In so many ways, that seminal experience laid the foundation for what Allen went on to do in his 30-year career at IBM — a career that spanned top-level work in cities from New York to Zurich, where he led coalitions of hundreds of people. But it wasn’t until Allen returned to Calgary from Zurich in 2009 that he decided he wanted to give back in the form of mentoring others.

“I had seen, first-hand, the impact that a quiet, guiding hand can have in actually shaping a person’s trajectory,” he explains. “I’ve been lucky enough to have many mentors, but Mike Maher was the one who nudged me on to a path that was straight and had purpose. Actually, Mike was one of the reasons I decided to invest my time in the university, because, just like before, when I came back to Calgary I was volunteering with too many organizations and I wanted to consolidate my volunteering in one place.

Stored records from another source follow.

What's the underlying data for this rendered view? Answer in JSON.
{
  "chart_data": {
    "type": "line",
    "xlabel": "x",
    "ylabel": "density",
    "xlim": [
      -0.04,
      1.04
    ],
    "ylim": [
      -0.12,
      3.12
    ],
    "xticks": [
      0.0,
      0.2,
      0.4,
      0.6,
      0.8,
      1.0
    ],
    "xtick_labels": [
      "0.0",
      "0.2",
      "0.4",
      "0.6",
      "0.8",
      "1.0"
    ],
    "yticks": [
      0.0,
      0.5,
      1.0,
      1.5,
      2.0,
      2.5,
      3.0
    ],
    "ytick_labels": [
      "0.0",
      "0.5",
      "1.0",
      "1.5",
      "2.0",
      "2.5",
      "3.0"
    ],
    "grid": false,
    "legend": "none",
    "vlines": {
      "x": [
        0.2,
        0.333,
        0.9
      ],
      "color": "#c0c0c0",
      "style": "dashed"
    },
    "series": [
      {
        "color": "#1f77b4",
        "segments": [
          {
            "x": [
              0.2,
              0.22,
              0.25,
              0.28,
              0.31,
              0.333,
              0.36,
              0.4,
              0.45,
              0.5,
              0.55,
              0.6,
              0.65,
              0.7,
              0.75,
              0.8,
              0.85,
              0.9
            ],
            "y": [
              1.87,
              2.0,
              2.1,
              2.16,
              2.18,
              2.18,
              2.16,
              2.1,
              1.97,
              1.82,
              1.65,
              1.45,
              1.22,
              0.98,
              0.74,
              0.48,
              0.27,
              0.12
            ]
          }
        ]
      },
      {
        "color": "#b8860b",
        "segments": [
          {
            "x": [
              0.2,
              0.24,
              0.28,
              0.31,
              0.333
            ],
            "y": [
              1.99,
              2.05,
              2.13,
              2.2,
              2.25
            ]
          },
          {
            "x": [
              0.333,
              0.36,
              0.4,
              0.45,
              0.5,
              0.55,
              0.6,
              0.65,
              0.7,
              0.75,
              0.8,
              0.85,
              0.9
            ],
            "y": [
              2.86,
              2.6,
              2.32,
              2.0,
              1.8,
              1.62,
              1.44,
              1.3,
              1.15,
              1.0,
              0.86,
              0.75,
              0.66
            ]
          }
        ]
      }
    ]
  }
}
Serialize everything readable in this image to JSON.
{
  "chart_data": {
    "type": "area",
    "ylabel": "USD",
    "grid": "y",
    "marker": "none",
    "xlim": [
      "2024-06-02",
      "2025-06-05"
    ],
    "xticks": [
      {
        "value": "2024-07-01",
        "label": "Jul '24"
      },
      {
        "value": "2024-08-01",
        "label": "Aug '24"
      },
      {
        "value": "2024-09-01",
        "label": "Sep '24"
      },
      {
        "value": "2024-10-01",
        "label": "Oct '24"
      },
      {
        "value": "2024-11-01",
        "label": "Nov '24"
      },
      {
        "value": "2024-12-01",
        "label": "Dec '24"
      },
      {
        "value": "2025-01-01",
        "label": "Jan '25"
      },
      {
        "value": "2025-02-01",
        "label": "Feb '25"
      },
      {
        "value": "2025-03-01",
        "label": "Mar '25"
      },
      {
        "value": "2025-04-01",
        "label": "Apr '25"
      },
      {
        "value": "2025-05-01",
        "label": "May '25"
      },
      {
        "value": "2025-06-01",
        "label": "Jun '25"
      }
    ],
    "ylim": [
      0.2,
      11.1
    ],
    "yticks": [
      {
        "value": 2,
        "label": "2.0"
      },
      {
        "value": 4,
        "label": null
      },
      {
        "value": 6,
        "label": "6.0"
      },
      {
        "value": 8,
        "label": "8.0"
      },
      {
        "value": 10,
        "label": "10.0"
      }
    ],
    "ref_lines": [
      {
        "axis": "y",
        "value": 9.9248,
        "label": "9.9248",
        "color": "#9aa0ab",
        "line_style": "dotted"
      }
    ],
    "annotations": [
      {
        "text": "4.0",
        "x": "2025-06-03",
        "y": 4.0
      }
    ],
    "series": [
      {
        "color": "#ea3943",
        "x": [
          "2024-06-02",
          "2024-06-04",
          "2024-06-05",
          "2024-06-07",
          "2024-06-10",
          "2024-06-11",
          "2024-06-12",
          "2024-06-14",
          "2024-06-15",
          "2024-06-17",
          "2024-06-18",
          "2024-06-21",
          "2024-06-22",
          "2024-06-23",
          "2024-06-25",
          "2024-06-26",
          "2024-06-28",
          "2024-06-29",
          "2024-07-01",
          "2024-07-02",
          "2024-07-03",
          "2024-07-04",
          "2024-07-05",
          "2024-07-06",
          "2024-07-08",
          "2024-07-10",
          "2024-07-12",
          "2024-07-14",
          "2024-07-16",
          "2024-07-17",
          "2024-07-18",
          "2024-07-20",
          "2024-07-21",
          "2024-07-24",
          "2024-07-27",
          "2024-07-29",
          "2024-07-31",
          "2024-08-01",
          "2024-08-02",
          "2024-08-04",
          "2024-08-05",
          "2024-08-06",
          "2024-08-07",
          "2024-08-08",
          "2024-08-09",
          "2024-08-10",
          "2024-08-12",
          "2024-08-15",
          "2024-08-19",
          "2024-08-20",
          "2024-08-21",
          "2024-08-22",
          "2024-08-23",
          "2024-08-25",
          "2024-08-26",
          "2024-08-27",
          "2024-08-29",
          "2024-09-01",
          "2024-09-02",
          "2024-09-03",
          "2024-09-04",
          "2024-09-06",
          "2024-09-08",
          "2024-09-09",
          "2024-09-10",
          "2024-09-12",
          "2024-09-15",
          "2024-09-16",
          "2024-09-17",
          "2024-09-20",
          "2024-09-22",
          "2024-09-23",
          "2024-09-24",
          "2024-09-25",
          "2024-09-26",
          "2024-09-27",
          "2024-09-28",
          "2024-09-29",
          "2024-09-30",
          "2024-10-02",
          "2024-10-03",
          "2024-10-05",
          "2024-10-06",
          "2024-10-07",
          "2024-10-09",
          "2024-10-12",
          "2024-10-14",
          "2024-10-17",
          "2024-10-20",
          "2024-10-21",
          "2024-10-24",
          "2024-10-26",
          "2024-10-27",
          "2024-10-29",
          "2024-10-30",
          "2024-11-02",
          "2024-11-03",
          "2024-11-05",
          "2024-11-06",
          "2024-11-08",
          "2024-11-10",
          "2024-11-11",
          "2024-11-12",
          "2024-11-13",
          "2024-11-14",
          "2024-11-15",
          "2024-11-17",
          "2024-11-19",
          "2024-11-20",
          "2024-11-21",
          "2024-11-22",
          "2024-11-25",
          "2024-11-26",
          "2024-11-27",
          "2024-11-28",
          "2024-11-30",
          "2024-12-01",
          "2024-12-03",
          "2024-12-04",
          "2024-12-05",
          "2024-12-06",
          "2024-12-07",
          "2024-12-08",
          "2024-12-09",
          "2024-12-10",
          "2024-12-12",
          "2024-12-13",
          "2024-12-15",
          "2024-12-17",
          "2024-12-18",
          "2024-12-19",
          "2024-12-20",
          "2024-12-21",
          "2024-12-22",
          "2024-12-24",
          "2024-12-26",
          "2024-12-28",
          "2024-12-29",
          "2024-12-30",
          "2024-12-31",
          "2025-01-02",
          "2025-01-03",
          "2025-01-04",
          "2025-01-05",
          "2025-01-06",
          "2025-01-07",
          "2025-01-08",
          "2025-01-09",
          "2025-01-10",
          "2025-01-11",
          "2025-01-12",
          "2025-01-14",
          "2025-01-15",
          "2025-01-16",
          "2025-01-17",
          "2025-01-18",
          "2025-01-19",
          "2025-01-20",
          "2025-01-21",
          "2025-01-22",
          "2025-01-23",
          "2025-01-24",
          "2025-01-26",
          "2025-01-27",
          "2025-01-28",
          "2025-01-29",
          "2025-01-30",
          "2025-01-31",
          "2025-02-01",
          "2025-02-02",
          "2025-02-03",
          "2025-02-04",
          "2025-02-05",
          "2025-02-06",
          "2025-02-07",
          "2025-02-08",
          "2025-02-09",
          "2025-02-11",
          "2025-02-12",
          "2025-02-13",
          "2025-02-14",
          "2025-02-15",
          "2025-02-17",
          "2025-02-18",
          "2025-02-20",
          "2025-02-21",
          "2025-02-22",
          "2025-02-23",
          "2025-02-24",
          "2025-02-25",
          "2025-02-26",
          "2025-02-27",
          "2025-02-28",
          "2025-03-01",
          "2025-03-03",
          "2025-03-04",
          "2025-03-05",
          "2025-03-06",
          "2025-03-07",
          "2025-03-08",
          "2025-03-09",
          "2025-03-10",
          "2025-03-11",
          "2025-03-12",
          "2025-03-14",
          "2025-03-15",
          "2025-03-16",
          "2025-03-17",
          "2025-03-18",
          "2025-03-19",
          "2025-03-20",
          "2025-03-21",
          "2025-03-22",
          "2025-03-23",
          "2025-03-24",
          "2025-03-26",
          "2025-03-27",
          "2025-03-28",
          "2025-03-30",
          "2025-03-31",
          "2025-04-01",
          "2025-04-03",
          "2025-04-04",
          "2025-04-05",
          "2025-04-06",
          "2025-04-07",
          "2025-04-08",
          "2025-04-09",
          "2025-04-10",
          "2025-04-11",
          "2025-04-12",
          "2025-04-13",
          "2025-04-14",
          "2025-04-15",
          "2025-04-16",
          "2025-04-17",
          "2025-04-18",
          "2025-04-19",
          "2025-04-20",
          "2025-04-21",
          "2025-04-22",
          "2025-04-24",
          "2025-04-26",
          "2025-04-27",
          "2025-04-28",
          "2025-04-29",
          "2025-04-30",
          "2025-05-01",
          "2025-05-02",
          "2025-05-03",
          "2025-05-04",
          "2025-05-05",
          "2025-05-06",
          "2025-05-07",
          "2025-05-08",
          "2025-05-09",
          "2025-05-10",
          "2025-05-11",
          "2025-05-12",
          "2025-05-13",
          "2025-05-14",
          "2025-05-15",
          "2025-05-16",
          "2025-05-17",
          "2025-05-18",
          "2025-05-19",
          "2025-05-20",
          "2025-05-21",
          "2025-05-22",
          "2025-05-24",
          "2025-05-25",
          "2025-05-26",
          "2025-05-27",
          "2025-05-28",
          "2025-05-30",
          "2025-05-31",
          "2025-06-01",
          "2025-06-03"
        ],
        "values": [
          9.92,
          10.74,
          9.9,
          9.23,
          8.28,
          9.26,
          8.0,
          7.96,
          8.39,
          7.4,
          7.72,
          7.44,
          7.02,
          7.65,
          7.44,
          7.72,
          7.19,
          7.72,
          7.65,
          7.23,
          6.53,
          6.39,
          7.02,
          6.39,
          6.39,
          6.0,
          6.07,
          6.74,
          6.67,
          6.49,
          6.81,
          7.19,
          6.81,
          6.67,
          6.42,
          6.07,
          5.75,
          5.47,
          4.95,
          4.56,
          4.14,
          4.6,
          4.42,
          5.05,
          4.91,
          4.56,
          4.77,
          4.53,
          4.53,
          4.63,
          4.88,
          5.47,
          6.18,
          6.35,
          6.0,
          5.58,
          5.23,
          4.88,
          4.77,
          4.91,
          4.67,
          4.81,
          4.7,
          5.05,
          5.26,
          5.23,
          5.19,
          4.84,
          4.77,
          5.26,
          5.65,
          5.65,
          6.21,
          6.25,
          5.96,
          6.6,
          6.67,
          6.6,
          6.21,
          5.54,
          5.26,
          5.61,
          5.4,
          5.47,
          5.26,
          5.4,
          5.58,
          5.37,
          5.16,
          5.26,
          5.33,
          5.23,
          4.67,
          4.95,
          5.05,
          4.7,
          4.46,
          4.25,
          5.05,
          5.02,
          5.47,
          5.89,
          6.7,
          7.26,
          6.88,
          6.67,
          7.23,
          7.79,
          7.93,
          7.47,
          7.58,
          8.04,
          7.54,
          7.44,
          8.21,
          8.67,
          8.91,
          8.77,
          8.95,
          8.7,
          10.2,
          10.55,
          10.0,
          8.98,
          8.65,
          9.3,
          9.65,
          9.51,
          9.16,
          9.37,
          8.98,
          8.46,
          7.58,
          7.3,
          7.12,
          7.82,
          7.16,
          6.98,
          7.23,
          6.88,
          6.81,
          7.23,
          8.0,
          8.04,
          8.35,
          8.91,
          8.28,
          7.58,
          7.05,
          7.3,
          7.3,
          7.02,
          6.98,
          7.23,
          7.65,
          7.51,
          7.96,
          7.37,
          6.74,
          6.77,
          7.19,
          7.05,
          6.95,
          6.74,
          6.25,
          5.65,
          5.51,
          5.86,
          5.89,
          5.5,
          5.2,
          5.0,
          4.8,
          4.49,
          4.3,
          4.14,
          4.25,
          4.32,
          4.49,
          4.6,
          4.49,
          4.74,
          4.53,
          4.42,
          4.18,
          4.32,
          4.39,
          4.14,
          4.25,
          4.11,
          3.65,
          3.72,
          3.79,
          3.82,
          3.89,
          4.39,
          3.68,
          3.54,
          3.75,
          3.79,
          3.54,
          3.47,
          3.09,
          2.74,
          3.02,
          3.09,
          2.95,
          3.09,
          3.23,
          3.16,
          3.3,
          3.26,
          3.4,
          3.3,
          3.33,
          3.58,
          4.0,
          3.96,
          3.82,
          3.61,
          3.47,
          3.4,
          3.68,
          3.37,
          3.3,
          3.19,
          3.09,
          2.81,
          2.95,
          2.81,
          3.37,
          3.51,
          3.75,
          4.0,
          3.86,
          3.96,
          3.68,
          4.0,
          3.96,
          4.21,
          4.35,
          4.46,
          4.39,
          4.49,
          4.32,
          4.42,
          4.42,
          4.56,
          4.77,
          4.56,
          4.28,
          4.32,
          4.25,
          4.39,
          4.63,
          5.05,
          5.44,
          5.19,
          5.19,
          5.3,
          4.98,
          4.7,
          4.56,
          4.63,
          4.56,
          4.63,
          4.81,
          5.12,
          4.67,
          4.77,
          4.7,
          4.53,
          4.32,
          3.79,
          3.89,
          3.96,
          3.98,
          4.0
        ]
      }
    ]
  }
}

“Volunteering at the university is always exciting,” adds the father of three young women. “You’re always engaging with people who are thought leaders, who like to debate things and explore new ideas.

“As for mentoring students, it’s odd, but I often mentor people in other areas than my own [‘sales’ is what Allen refers to as his lifework], so all I can do is offer perspectives on how to get their career going, or I try to share my network with them.”

Allen also suggests that people don’t map out their careers in a linear track and pay attention to the way trends and markets shift, enabling them to react with speed and agility, ensuring quick pivots.

It was another hero of Allen’s that taught him those crucial lessons — the consummate shape-shifter Bob Dylan, whom Allen has seen perform nine times.

“Every time Dylan gets to a certain point, he’s able to change his façade and find another way forward,” says Allen. “He became a model for me in terms of constantly having to evolve. Whether it’s getting new skills or putting a twist on your story — that inspiration and guidance, for me, has come from Dylan. In the past few years, I’ve had to shift from being an IBM executive to being an entrepreneur, and that shift forced me to question what skills I had and what I needed to develop.”

Allen quotes a piece of advice he gives his mentees: “We all have to pay attention to the signals around us and be willing to adjust the channel of our story that we tell the world.”